Nous nous réjouissons de publier en version française l’excellent éditorial signé sur la chaine publique Thai PBS par l’éditorialiste thaïlandais Tulsathit Taptim. Son jugement vient à point : l’un des acquis de cette passe d’armes politique inédite entre la jeunesse et les autorités est, pour l’heure, le maintien de la paix sociale et l’absence de violences. En soi, c’est un événement qui mérite d’être salué.
Nous diffusons ici un éditorial de Tulsathit Taptim, publié sur le site d’informations de la chaine Thai PBS.
La paix est gagnante ce week-end, même s’il reste encore beaucoup de chemin à parcourir. Une grande manifestation menée par des étudiants contre plusieurs problème récurrents de la société thaïlandaise a attiré une foule immense et a fait naître des sentiments de familiarité avec les tragédies politiques passées. A une différence près tout le monde était prudent et conscient qu’un petit incident fâcheux pourrait faire déraper la situation.
Provocation… ou pas
Certains actes pourraient être considérés comme de la provocation, comme la pose d’une plaque de commémoration du groupe qui mit fin en 1932 à la monarchie absolue en Thaïlande et installé la monarchie constitutionnelle. Autre exemple: La marche des manifestants vers le bâtiment du conseil privé du roi. Ce qui a été dit sur la scène du rassemblement pouvait aussi faire reculer les conservateurs. Pourtant, les manifestants ont su mettre fin à leurs activités sans l’entêtement habituel qui caractérisait les manifestations politiques précédentes et entraînait toujours de vilaines conséquences.
Prudence des autorités
Les autorités se sont montrées prudentes, évitant de montrer une quelconque mesure de force ou de menace. Le rassemblement de ce week-end était différent des précédentes manifestations politiques en ce sens qu’il semblait transcender les partis politiques et que l’objectif ultime n’était pas d’aider un groupe particulier à gagner des pouvoirs. Il était plus idéologique que les manifestations précédentes.
La question est de savoir ce qui va suivre et si la prudence et la retenue de ce week-end continueront à être la norme dans la politique thaïlandaise habituellement impitoyable. Bien que la semaine se déroule pacifiquement, il reste encore des revendications difficiles à satisfaire et les pessimistes peuvent souligner que lorsque la politique est descendue dans la rue, elle a toujours été “pacifique” au début.
Les demandes de démission du Premier ministre et de création d’une toute nouvelle charte continueront d’être des points chauds potentiels. Prayut Chan-o-cha n’a guère envie de démissionner. Les pouvoirs parlementaires actuels des sénateurs et l’appel à une nouvelle Constitution qui réduit leur autorité constituent un paradoxe dangereux qui peut déclencher des incidents politiques cauchemardesques.
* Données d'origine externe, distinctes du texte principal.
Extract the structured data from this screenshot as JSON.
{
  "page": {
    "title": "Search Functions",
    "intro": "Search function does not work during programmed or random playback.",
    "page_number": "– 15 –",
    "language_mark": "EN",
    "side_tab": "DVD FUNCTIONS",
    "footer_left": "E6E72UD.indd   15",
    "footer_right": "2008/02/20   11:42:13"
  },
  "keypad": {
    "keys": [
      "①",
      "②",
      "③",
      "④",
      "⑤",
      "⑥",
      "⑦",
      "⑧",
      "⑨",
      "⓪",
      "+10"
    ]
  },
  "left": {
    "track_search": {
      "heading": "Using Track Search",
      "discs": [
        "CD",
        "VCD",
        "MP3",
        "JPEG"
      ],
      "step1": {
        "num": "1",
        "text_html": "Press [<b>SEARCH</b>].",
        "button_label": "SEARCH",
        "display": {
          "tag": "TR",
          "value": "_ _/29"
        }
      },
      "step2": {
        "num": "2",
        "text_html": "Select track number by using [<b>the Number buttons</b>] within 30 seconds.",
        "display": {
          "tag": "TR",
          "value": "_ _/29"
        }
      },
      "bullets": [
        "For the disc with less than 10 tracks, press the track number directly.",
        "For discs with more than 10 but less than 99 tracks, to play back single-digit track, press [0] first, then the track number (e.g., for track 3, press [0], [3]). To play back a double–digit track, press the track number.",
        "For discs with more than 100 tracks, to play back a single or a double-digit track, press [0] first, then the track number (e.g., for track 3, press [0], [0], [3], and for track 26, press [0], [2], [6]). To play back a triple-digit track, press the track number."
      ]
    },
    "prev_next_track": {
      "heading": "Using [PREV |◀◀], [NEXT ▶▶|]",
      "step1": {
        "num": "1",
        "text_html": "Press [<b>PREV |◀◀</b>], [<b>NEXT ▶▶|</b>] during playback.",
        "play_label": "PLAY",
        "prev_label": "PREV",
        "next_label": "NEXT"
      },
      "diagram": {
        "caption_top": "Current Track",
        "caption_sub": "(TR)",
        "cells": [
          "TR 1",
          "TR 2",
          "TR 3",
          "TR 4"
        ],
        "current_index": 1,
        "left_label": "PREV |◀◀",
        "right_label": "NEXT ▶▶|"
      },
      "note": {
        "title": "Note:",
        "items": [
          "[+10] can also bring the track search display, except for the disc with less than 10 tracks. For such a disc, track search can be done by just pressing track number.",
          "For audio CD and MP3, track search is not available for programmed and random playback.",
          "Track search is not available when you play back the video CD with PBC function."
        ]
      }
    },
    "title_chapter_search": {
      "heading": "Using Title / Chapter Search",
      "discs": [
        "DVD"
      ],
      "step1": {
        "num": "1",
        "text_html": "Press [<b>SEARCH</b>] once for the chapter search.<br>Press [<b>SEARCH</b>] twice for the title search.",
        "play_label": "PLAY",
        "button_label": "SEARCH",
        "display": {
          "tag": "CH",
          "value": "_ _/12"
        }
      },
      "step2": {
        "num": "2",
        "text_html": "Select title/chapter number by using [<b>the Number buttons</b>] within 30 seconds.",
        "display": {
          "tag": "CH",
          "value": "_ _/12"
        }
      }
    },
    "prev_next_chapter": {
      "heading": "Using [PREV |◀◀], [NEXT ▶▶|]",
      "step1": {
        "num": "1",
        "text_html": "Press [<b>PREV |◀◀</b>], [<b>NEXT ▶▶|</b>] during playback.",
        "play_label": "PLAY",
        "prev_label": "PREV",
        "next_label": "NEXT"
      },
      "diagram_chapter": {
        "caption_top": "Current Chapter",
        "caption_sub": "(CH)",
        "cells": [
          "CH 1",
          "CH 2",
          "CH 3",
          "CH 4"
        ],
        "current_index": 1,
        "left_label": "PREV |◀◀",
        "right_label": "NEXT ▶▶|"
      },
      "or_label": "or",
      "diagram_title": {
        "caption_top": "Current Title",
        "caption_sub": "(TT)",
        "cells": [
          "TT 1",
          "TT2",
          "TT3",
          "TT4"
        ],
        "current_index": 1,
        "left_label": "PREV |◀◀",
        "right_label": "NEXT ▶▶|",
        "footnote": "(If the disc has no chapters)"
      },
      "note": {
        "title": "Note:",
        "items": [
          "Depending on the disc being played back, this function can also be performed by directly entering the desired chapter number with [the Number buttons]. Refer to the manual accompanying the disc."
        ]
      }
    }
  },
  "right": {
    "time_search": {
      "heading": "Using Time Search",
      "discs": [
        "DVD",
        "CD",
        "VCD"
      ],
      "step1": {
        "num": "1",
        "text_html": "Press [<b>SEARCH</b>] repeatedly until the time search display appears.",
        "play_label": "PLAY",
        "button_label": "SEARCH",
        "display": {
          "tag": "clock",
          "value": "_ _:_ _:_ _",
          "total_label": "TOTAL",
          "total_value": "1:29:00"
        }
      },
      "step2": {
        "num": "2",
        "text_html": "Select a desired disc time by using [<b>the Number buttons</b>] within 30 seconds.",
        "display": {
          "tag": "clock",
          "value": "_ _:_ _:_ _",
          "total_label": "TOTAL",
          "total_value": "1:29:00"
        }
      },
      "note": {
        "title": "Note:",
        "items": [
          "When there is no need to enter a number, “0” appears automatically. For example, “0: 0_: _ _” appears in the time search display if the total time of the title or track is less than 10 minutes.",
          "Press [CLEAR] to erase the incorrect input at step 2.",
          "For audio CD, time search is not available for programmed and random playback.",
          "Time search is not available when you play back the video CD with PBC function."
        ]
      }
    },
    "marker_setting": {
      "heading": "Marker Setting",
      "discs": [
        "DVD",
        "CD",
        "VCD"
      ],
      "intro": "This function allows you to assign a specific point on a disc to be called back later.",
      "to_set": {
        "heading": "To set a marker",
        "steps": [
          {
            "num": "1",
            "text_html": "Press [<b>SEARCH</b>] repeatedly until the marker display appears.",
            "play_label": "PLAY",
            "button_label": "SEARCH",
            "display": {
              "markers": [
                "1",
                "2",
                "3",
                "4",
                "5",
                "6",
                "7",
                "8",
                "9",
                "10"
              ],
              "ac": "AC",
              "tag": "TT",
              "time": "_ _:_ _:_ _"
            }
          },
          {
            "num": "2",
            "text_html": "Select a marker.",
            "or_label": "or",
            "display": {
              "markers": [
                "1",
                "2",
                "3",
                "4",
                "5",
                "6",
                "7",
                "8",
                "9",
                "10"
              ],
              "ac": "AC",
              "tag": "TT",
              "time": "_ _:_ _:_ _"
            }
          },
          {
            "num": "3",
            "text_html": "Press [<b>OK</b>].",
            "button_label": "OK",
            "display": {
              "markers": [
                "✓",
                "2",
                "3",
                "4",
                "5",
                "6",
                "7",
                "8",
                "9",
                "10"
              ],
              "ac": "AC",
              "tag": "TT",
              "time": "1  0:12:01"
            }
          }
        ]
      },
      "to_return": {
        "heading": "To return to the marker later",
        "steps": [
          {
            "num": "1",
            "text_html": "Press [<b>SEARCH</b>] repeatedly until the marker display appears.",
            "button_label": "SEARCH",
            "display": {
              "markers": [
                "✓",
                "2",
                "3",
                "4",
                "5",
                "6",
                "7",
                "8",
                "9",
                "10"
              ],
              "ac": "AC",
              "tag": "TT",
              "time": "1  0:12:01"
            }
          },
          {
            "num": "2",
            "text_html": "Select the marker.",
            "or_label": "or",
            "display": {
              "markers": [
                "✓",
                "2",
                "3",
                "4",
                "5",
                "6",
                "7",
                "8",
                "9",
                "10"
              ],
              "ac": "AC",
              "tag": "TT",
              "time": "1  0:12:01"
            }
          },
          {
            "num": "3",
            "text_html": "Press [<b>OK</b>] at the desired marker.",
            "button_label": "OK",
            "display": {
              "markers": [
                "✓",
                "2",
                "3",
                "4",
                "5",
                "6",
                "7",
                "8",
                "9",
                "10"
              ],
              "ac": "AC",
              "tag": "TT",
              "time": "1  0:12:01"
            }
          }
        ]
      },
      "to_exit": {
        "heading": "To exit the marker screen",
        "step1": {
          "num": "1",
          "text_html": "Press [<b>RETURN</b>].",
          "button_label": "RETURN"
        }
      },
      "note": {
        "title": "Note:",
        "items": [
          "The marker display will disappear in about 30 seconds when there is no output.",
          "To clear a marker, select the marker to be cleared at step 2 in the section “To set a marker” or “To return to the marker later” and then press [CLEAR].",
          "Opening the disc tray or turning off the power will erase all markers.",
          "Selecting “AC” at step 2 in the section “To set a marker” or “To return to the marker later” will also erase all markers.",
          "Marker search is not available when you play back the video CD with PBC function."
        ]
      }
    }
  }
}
La proposition de création d’un organe élu qui prendrait la relève du Parlement dans l’élaboration de la nouvelle Constitution thaïlandaise est toujours d’actualité et divise la coalition gouvernementale.
La Thaïlande sur le fil du rasoir
Les manifestants ont critiqué la monarchie. Les partis politiques, en conséquence, évitent d’être perçus comme les soutenant ouvertement. Il est donc juste de dire que la Thaïlande s’est trouvée sur le fil du rasoir ce week-end, qu’elle en est sortie pratiquement indemne, pour se diriger ensuite vers le prochain fil du rasoir. Prayut peut maintenant pousser un soupir de soulagement, mais la tension va très bientôt se refermer sur lui et son gouvernement. Les manifestants se sont peut-être dispersés, mais eux, leurs partisans et leurs sympathisants doivent déjà travailler sur les prochains plans.
La plus grande question est de savoir ce que les manifestants feraient si leurs demandes concernant le Prayut et la nouvelle charte ne sont finalement pas satisfaites. En Thaïlande, l’expression “des gens désespérés emploient des mesures désespérées” est très souvent invoquée, notamment en politique.